Alexander’s critique is true enough, but how to remedy this in an age that appears driven by the utopian goal of providing “college for all”? His answer: “skin in the game” for higher education. “Colleges and universities [should] assume a liability based on some factor related to their former students’ repayment of federal student loans.” He cites former U.S. Secretary of Education Bill Bennett’s proposal that each school pay “a fee for every one of its students who defaults on a student loan, or have a 10 to 20 percent equity stake in each loan that originates at its school.” Bennett’s solution was echoed by a recent report in The Economist, which argues that, if universities “were made liable for a slice of unpaid student debts—say 10% or 20% of the total—they would have more skin in the game.”

In short, concludes Alexander’s report, “the risk of enrolling a student would be shared among all those who finance a student’s education: the student, the federal government, and now, the institution.” Doing so would guarantee that schools finally “have a clear financial stake in their students’ success, debt, and ability to repay their taxpayer-subsidized student loans.”

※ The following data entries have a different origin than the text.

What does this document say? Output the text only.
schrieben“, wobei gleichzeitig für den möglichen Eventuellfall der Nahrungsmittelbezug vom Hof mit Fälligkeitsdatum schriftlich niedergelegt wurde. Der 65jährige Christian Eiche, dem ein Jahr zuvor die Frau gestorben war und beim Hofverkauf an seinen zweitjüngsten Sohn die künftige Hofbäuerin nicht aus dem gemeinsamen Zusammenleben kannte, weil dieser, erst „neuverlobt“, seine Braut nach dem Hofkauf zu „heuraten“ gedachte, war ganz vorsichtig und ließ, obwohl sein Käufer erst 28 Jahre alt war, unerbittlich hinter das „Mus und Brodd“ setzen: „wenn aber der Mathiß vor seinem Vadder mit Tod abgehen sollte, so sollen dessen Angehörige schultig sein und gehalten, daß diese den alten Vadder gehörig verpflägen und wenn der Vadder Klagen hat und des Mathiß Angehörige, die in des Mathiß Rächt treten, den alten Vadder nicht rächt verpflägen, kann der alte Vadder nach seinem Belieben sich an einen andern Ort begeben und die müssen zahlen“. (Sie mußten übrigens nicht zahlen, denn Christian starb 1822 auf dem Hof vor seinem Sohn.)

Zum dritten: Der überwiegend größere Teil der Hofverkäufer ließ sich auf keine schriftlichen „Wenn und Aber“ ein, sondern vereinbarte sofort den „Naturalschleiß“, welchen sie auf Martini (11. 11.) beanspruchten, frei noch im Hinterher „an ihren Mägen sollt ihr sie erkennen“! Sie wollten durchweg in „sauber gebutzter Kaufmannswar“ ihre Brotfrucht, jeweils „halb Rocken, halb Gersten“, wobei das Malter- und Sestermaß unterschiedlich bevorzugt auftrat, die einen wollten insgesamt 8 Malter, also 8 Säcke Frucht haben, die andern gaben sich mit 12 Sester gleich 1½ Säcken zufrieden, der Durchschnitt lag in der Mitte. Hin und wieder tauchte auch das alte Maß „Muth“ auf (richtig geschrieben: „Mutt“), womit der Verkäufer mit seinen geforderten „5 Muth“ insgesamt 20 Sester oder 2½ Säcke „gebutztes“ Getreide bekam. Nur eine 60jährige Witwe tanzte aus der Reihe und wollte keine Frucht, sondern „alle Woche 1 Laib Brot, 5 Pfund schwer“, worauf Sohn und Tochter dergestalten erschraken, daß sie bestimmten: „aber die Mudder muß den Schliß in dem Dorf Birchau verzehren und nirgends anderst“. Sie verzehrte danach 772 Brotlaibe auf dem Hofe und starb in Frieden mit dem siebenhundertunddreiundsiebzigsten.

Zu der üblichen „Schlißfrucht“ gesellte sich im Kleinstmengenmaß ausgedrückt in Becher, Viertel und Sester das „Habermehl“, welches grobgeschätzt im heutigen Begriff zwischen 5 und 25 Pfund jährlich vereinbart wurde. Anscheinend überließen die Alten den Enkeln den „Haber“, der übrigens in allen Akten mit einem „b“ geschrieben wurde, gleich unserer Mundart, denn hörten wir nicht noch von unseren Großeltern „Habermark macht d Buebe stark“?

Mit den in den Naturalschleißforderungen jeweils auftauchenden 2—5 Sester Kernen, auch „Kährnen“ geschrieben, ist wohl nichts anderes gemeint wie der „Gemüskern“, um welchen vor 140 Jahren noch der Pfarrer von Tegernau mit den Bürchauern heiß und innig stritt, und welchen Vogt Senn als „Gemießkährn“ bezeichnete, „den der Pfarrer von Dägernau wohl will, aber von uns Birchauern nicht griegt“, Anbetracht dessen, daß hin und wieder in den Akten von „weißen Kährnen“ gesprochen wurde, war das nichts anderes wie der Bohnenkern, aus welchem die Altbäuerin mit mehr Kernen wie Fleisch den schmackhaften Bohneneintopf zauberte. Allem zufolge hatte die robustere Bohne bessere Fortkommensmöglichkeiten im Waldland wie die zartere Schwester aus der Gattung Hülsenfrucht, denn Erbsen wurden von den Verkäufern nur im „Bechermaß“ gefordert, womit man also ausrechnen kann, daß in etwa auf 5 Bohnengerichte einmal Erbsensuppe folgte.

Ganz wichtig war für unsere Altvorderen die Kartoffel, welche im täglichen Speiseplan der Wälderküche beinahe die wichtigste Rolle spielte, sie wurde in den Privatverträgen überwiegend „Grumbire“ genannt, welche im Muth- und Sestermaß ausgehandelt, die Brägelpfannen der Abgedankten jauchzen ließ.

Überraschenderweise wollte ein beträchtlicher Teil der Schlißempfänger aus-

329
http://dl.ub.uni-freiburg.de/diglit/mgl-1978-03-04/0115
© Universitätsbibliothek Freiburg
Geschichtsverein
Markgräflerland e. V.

Alexander’s proposal carries a bracing shot of economic reality. But does it go far enough? Higher education analyst Richard Vedder has his doubts. Although he welcomes the Senator’s proposed reforms as necessary first steps, he worries that they “do not even touch the largest single policy mishap — the totally dysfunctional federal student financial-aid programs.” Tuition hyperinflation, Vedder argues, began when “federal student-loan and grant programs started to become large in the late 1970s.” Since then, schools “have effectively confiscated federal loan and grant money designated for students and used it to help fund an academic arms race that has given us climbing walls, lazy rivers, and million-dollar university presidents — but declining literacy among college students and a massive mismatch between students’ labor-market expectations and the realities of the job market.” Vedder reminds us that, “before these large programs began, we did not have nearly half of college graduates taking jobs usually filled by those with only a high-school education. . . .”

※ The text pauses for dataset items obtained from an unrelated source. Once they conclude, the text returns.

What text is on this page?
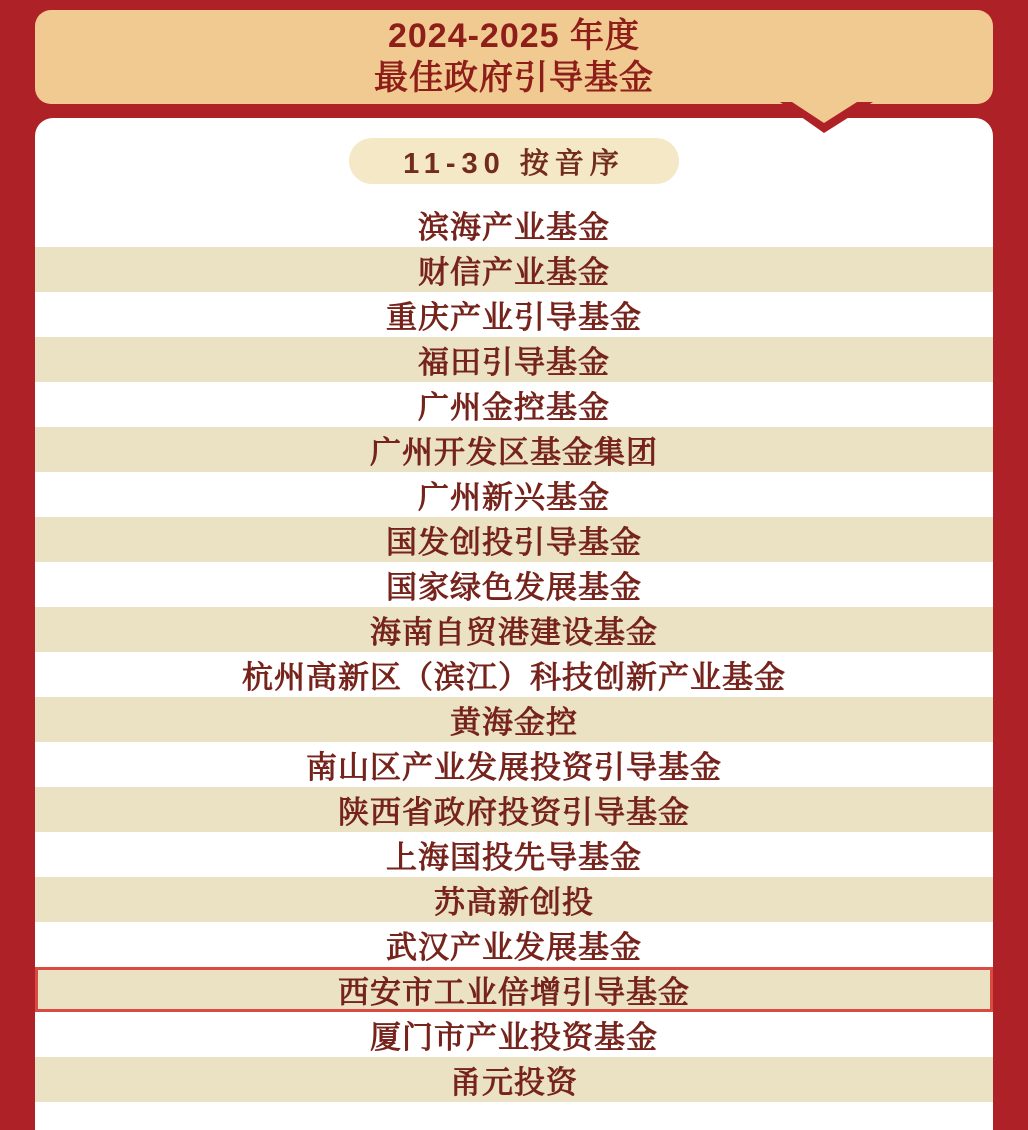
2024-2025 年度
最佳政府引导基金
11-30 按音序
滨海产业基金
财信产业基金
重庆产业引导基金
福田引导基金
广州金控基金
广州开发区基金集团
广州新兴基金
国发创投引导基金
国家绿色发展基金
海南自贸港建设基金
杭州高新区（滨江）科技创新产业基金
黄海金控
南山区产业发展投资引导基金
陕西省政府投资引导基金
上海国投先导基金
苏高新创投
武汉产业发展基金
西安市工业倍增引导基金
厦门市产业投资基金
甬元投资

Vedder also reminds us of an even more disquieting fact. When they began, “the primary goal of the federal student-aid programs was to improve access to college for lower-income persons.” But the result has been a “total failure: A smaller percentage of recent college graduates come from the bottom quartile of the income distribution today than was the case in 1970,” when these programs began.” Accordingly, only by “rethink[ing] financial aid” can we hope to achieve “real, effective reform.”

Vedder is correct. And I would not be surprised to learn that Senator Alexander agrees with him, but deems real, systemic solutions to our systemic crisis beyond the realm of the politically possible at this point.

I would add that the college accountability, tuition hyperinflation, and student-loan debt crises are as much effects as they are causes. The deepest cause, which Charles Murray lays bare in his book, Real Education, is our educational romanticism, according to which many in our society today believe that virtually all high-school graduates should go to college. Once students who really could not master college-level work began to arrive in droves, with easy-federal-loan-money in hand, it was not difficult to forecast what the results would be: lower college-completion rates, ever-higher tuitions and debt, and diluted education quality.

Until we address this, the deepest driver of our discontents, we will have to rest content with the doubtless serious but less-transformative solutions Senator Alexander proposes.